The provision of equipment and adaptations can reduce risk and injury, help with people's confidence and their mental well-being, and may prevent unnecessary admission to hospital.
These solutions can support a wide range of people within the community, including:
- Frail older people
- Disabled adults, children and young people
- Older prison populations
- Palliative and end of life care
- Individuals with communication needs
- People with long term conditions
“It (shower chair) improved her life so much. She is going out more. It’s crazy to think that a small chair can make so much difference. We live close to a supermarket, and she'll go to the shops now. She probably didn't feel dressed or clean before. She was like a prisoner in her own home. She's so much more confident.”
“Just out of hospital having taken stroke. I use the walking aid to get out. The Zimmer was a godsend for the house, and I now use the trolley to carry the injections, medicines, and for my make-up in case Mr. Right comes to the door!”
“‘I'm 81 years of age. The equipment for the shower and the rail at the back door is fantastic. When I came out of hospital my leg was weak and I was walking badly.
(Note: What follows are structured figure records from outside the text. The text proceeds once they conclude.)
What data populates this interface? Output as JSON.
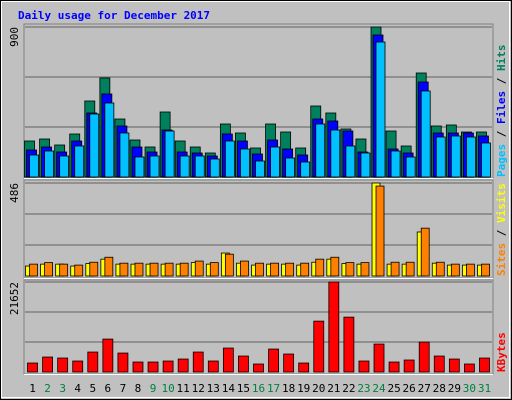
{
  "chart_data": {
    "type": "bar",
    "title": "Daily usage for December 2017",
    "categories": [
      "1",
      "2",
      "3",
      "4",
      "5",
      "6",
      "7",
      "8",
      "9",
      "10",
      "11",
      "12",
      "13",
      "14",
      "15",
      "16",
      "17",
      "18",
      "19",
      "20",
      "21",
      "22",
      "23",
      "24",
      "25",
      "26",
      "27",
      "28",
      "29",
      "30",
      "31"
    ],
    "category_colors": [
      "#000000",
      "#008040",
      "#008040",
      "#000000",
      "#000000",
      "#000000",
      "#000000",
      "#000000",
      "#008040",
      "#008040",
      "#000000",
      "#000000",
      "#000000",
      "#000000",
      "#000000",
      "#008040",
      "#008040",
      "#000000",
      "#000000",
      "#000000",
      "#000000",
      "#000000",
      "#008040",
      "#008040",
      "#000000",
      "#000000",
      "#000000",
      "#000000",
      "#000000",
      "#008040",
      "#008040"
    ],
    "panels": [
      {
        "ylim": [
          0,
          900
        ],
        "yticks": [
          900
        ],
        "series": [
          {
            "name": "Hits",
            "color": "#00805c",
            "values": [
              216,
              228,
              192,
              258,
              456,
              594,
              348,
              222,
              180,
              390,
              216,
              180,
              144,
              318,
              264,
              174,
              318,
              270,
              174,
              426,
              384,
              288,
              228,
              900,
              276,
              186,
              624,
              306,
              312,
              270,
              270
            ]
          },
          {
            "name": "Files",
            "color": "#0000ff",
            "values": [
              162,
              180,
              150,
              216,
              384,
              498,
              306,
              180,
              150,
              282,
              150,
              144,
              126,
              258,
              216,
              138,
              222,
              168,
              132,
              348,
              336,
              276,
              150,
              852,
              168,
              144,
              570,
              264,
              264,
              264,
              246
            ]
          },
          {
            "name": "Pages",
            "color": "#00c0ff",
            "values": [
              132,
              156,
              126,
              186,
              378,
              444,
              264,
              120,
              126,
              276,
              126,
              126,
              108,
              216,
              168,
              96,
              180,
              114,
              90,
              318,
              282,
              186,
              144,
              810,
              156,
              120,
              516,
              240,
              246,
              240,
              204
            ]
          }
        ]
      },
      {
        "ylim": [
          0,
          486
        ],
        "yticks": [
          486
        ],
        "series": [
          {
            "name": "Visits",
            "color": "#ffff00",
            "values": [
              52,
              62,
              62,
              52,
              65,
              88,
              62,
              62,
              62,
              62,
              62,
              70,
              62,
              120,
              67,
              57,
              62,
              62,
              57,
              72,
              88,
              65,
              62,
              486,
              62,
              62,
              230,
              67,
              57,
              57,
              57
            ]
          },
          {
            "name": "Sites",
            "color": "#ff8000",
            "values": [
              62,
              70,
              62,
              57,
              72,
              98,
              67,
              67,
              67,
              67,
              67,
              78,
              70,
              114,
              78,
              67,
              67,
              67,
              67,
              88,
              98,
              70,
              70,
              470,
              72,
              72,
              250,
              72,
              62,
              62,
              62
            ]
          }
        ]
      },
      {
        "ylim": [
          0,
          21652
        ],
        "yticks": [
          21652
        ],
        "series": [
          {
            "name": "KBytes",
            "color": "#ff0000",
            "values": [
              2160,
              3600,
              3360,
              2640,
              4800,
              7920,
              4560,
              2400,
              2400,
              2640,
              3120,
              4800,
              2640,
              5760,
              3840,
              1920,
              5520,
              4320,
              2160,
              12240,
              21652,
              13200,
              2640,
              6720,
              2400,
              2880,
              7200,
              3840,
              3120,
              1920,
              3360
            ]
          }
        ]
      }
    ]
  }
}
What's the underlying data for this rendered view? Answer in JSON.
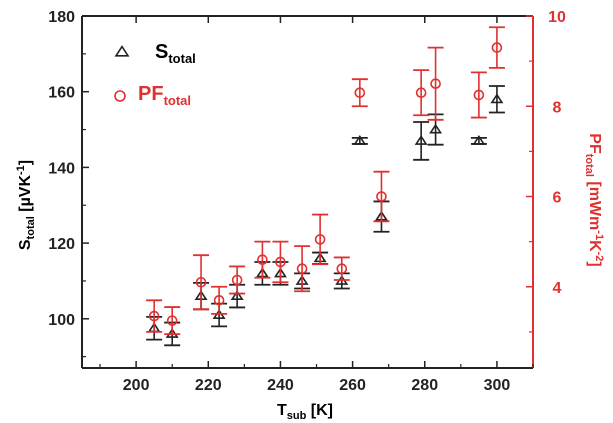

The equipment has helped me, so I'm happy as Larry to get back into the greenhouse and look after my tomatoes.”
The timely provision of Community equipment is also a cost-effective solution which can contribute significantly to the streamlining of service responses and pathways, and support wider agendas including, hospital discharge and avoidance of admission, prevention and early intervention, frailty pathways, Anticipatory Care Planning, Mental Health & Dementia, child development, and the management of long-term conditions including end of life care.
It can allow people to do more for themselves and avoid the need for additional, more expensive, support from other services, and compliments rehabilitation intervention, and self-management strategies, for people of all ages.
- Health & social care partnerships should capture data which evidences the value, effective and efficient community equipment provision makes to the delivery of key service goals.
- Partnerships require to ensure they are resourcing their community equipment and adaptations services to be as effective as possible in providing responsive, outcome focused services, with fully integrated funding streams.
- Any proposed policy changes related to the provision of equipment and adaptations need to be scoped and reviewed to identify any potential implications of stopping or inhibiting the provision of equipment, and its impact on meeting wider strategic service objectives across health & social care, and other relevant partners.
- Local HSCPs require to ensure they have reviewed their pathways and access to equipment and adaptations, as part of delivering the aims of the Rehabilitation strategic framework.
- In terms of Children's needs, Health and social care, and Education services, require to ensure that they are compliant with the relevant legislation, and the principles and values of wellbeing, early intervention, and child-centred practice are evidenced in all aspects of equipment and adaptations service provision.